A coin with $P(H) = \frac{1}{2}$ is flipped $4$ times and then a coin with $P(H) = \frac{2}{3}$ is tossed twice. What is the probability that a total of $5$ heads occurs?
I keep getting $\frac{1}{6}$ but the answer is $\frac{5}{36}$.
Attempt: $P($all heads on the four coins$)P($either one of the tosses is heads on the two coins$)+P(3$ heads on the four coins$)P($both coins are heads$)$
$P($all heads on the four coins$) = \left(\frac{1}{2}\right)^4 = \frac{1}{16}$.
$P($either one of the tosses is heads on the two coins$) = 1-P($no heads on both tosses$) = 1-\frac{1}{3}\cdot\frac{1}{3} = \frac{8}{9}$.
$P($exactly $3$ heads on the four tosses$) = \frac{1}{4}$.
$P($both coins are heads$) = \frac{2}{3}\cdot\frac{2}{3} = \frac{4}{9}$.
Final Equation: $\frac{1}{16}\cdot\frac{8}{9}+\frac{1}{4}\cdot\frac{4}{9} = \frac{1}{6}$.
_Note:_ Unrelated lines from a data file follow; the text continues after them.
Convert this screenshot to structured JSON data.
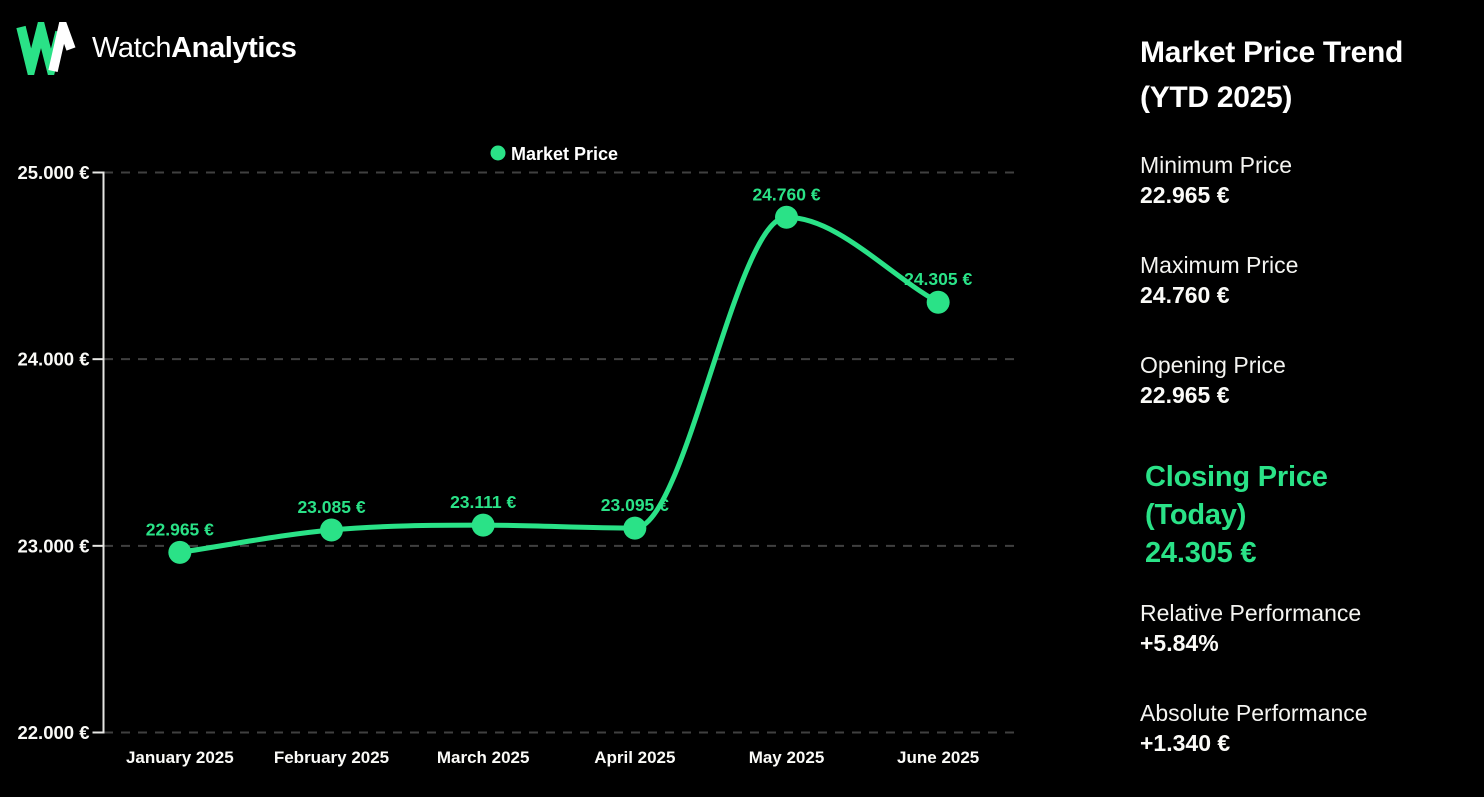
{
  "brand": {
    "name_regular": "Watch",
    "name_bold": "Analytics",
    "logo_icon": "wa-monogram-icon"
  },
  "colors": {
    "background": "#000000",
    "accent_green": "#2ae287",
    "text_white": "#fafaf7",
    "grid_gray": "#404040",
    "axis_gray": "#e6e6e3"
  },
  "chart_data": {
    "type": "line",
    "title": "",
    "xlabel": "",
    "ylabel": "",
    "legend": {
      "label": "Market Price",
      "position": "top-center",
      "marker": "circle"
    },
    "categories": [
      "January 2025",
      "February 2025",
      "March 2025",
      "April 2025",
      "May 2025",
      "June 2025"
    ],
    "series": [
      {
        "name": "Market Price",
        "values": [
          22965,
          23085,
          23111,
          23095,
          24760,
          24305
        ]
      }
    ],
    "point_labels": [
      "22.965 €",
      "23.085 €",
      "23.111 €",
      "23.095 €",
      "24.760 €",
      "24.305 €"
    ],
    "y_ticks": [
      "25.000 €",
      "24.000 €",
      "23.000 €",
      "22.000 €"
    ],
    "ylim": [
      22000,
      25000
    ],
    "grid": "horizontal-dashed",
    "line_style": "smooth-monotone"
  },
  "panel": {
    "title_line1": "Market Price Trend",
    "title_line2": "(YTD 2025)",
    "stats": [
      {
        "label": "Minimum Price",
        "value": "22.965 €"
      },
      {
        "label": "Maximum Price",
        "value": "24.760 €"
      },
      {
        "label": "Opening Price",
        "value": "22.965 €"
      }
    ],
    "closing": {
      "label_line1": "Closing Price",
      "label_line2": "(Today)",
      "value": "24.305 €"
    },
    "performance": [
      {
        "label": "Relative Performance",
        "value": "+5.84%"
      },
      {
        "label": "Absolute Performance",
        "value": "+1.340 €"
      }
    ]
  }
}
Why am I off by $\frac{1}{36}$?
Best Answer
The required probability will be
$P($exactly $4 $ heads from the $4$ flips of $1$st coin$)\cdot P($exactly $1 $ head from the $2$ flips of $2$nd coin $)+$
$P($exactly $3 $ heads from the $4$ flips of $1$st coin$)\cdot P($exactly $2 $ heads from the $2$ flips of $2$nd coin $)$
Using Binomial Distribution, the required probability $$\binom44\left(\frac12\right)^4\left(1-\frac12\right)^{4-4} \cdot\binom21\left(\frac23\right)^1\left(1-\frac23\right)^{2-1}$$
$$+\binom43\left(\frac12\right)^3\left(1-\frac12\right)^{4-3} \cdot\binom22\left(\frac23\right)^2\left(1-\frac23\right)^{2-2}$$
$$=\frac1{16}\cdot\frac49+\frac14\cdot\frac49=\frac5{36}$$